We also have the on-chain data availability scenarios here, which have the highest level of security/decentralization and gas cost. All three schemes have equal security/decentralization since their data availability is provided by the Ethereum Layer1. The pure Rollup scheme has lower gas cost compared to monolithic Ethereum, and with Proto-Danksharding and Danksharding, the cost of data availability will be further reduced.

Note: Most of the data availability contexts discussed in this article are under Ethereum. It should be noted that Celestia and Polygon Avail are generalized schemes and are not limited to Ethereum itself.

We conclude with a summary of the above schemes in a table.

Source: IOSG Ventures

Closing Thoughts

After discussing the above data availability issues, we find that all the solutions are essentially trade-offs under the mutual constraints of the scalability trilemma, and the difference between the solutions lies in the “granularity” of the trade-offs.

From the user’s perspective, it makes sense for the protocol to offer the option of on-chain and off-chain data availability. This is because the user’s sensitivity to security and cost varies among different application scenarios or user groups.

We discussed more about the data availability layer support for Ethereum and Rollup. In terms of cross-chain context, Polkadot’s relay chain provides native security for data availability for other parallel chains; while Cosmos IBC relies on a light client model, so it is critical to ensure that light clients can verify data availability for both source and destination chains.

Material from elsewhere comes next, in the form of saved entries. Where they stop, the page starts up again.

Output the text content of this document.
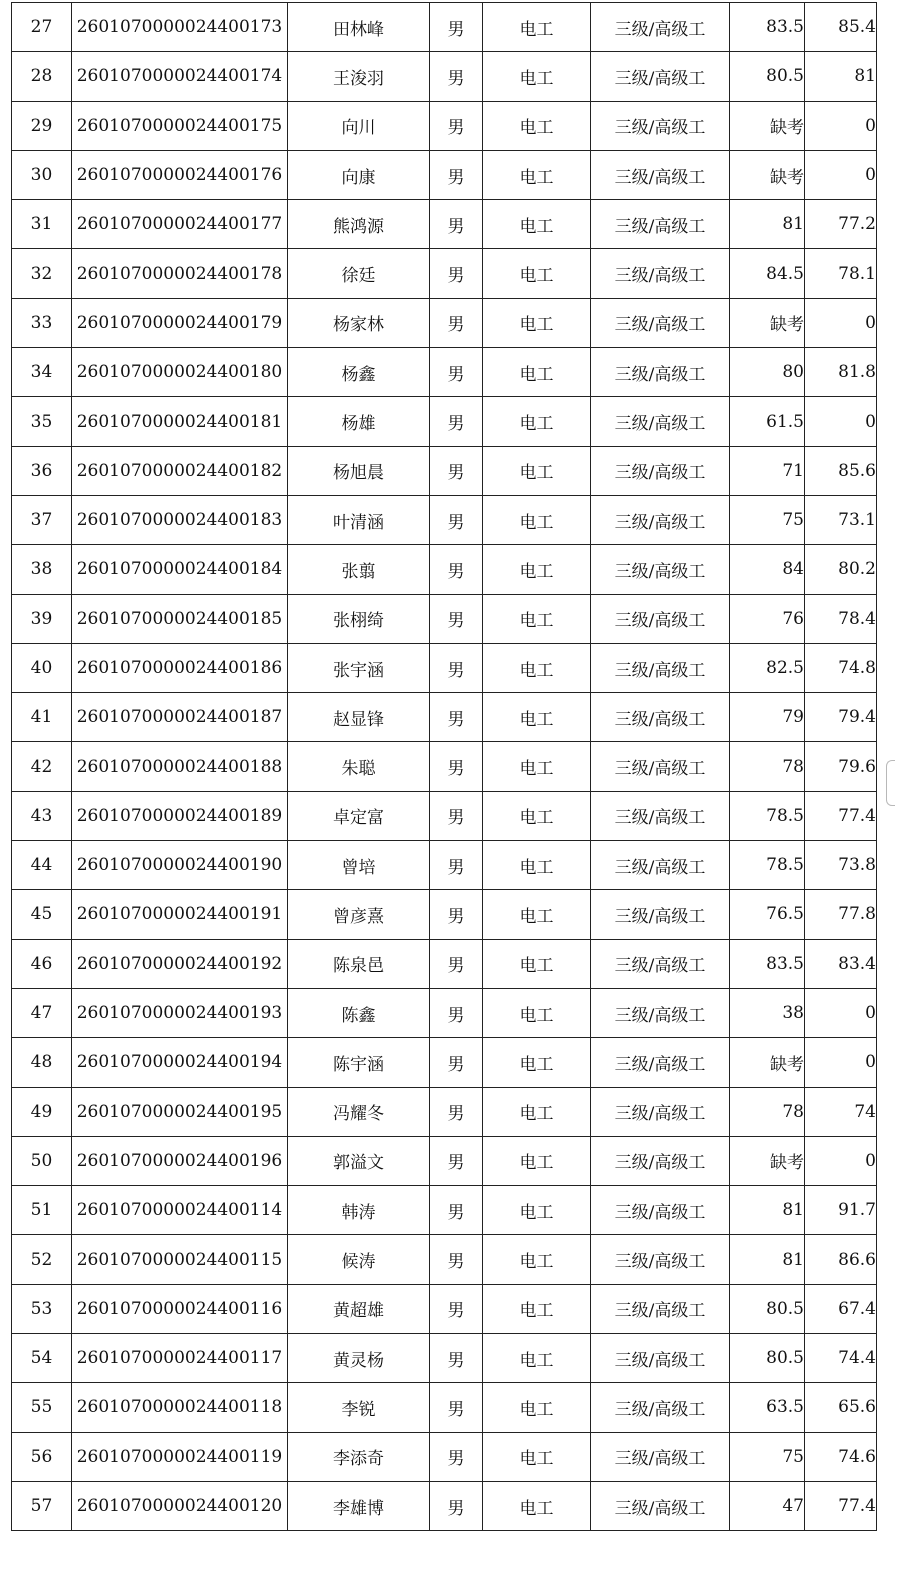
27	2601070000024400173	田林峰	男	电工	三级/高级工	83.5	85.4
28	2601070000024400174	王浚羽	男	电工	三级/高级工	80.5	81
29	2601070000024400175	向川	男	电工	三级/高级工	缺考	0
30	2601070000024400176	向康	男	电工	三级/高级工	缺考	0
31	2601070000024400177	熊鸿源	男	电工	三级/高级工	81	77.2
32	2601070000024400178	徐廷	男	电工	三级/高级工	84.5	78.1
33	2601070000024400179	杨家林	男	电工	三级/高级工	缺考	0
34	2601070000024400180	杨鑫	男	电工	三级/高级工	80	81.8
35	2601070000024400181	杨雄	男	电工	三级/高级工	61.5	0
36	2601070000024400182	杨旭晨	男	电工	三级/高级工	71	85.6
37	2601070000024400183	叶清涵	男	电工	三级/高级工	75	73.1
38	2601070000024400184	张翦	男	电工	三级/高级工	84	80.2
39	2601070000024400185	张栩绮	男	电工	三级/高级工	76	78.4
40	2601070000024400186	张宇涵	男	电工	三级/高级工	82.5	74.8
41	2601070000024400187	赵显锋	男	电工	三级/高级工	79	79.4
42	2601070000024400188	朱聪	男	电工	三级/高级工	78	79.6
43	2601070000024400189	卓定富	男	电工	三级/高级工	78.5	77.4
44	2601070000024400190	曾培	男	电工	三级/高级工	78.5	73.8
45	2601070000024400191	曾彦熹	男	电工	三级/高级工	76.5	77.8
46	2601070000024400192	陈泉邑	男	电工	三级/高级工	83.5	83.4
47	2601070000024400193	陈鑫	男	电工	三级/高级工	38	0
48	2601070000024400194	陈宇涵	男	电工	三级/高级工	缺考	0
49	2601070000024400195	冯耀冬	男	电工	三级/高级工	78	74
50	2601070000024400196	郭溢文	男	电工	三级/高级工	缺考	0
51	2601070000024400114	韩涛	男	电工	三级/高级工	81	91.7
52	2601070000024400115	候涛	男	电工	三级/高级工	81	86.6
53	2601070000024400116	黄超雄	男	电工	三级/高级工	80.5	67.4
54	2601070000024400117	黄灵杨	男	电工	三级/高级工	80.5	74.4
55	2601070000024400118	李锐	男	电工	三级/高级工	63.5	65.6
56	2601070000024400119	李添奇	男	电工	三级/高级工	75	74.6
57	2601070000024400120	李雄博	男	电工	三级/高级工	47	77.4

The benefit of modularity is the pluggability and flexibility to adapt protocols on-demand: for example, to unburden Ethereum of data availability while ensuring security and trust; or to increase the security level of the light client model and reduce trust assumptions in a multi-chain ecosystem. Not only limited to Ethereum, data availability can be useful in multi-chain ecosystems and even more application scenarios in the future.

We believe that in the next 3 to 5 years, the blockchain architecture will inevitably evolve from monolithic to modular, with each layer showing low coupling. Rollup-as-a-Service (RaaS), Data Availability-as-a-Service (DAaaS), and many other modular components may emerge in the future to realize the composability of blockchain architecture ‘LEGO’. Modular blockchains are one of the key narratives underpinning the next cycle.

And the value of the data availability layer is still to be explored.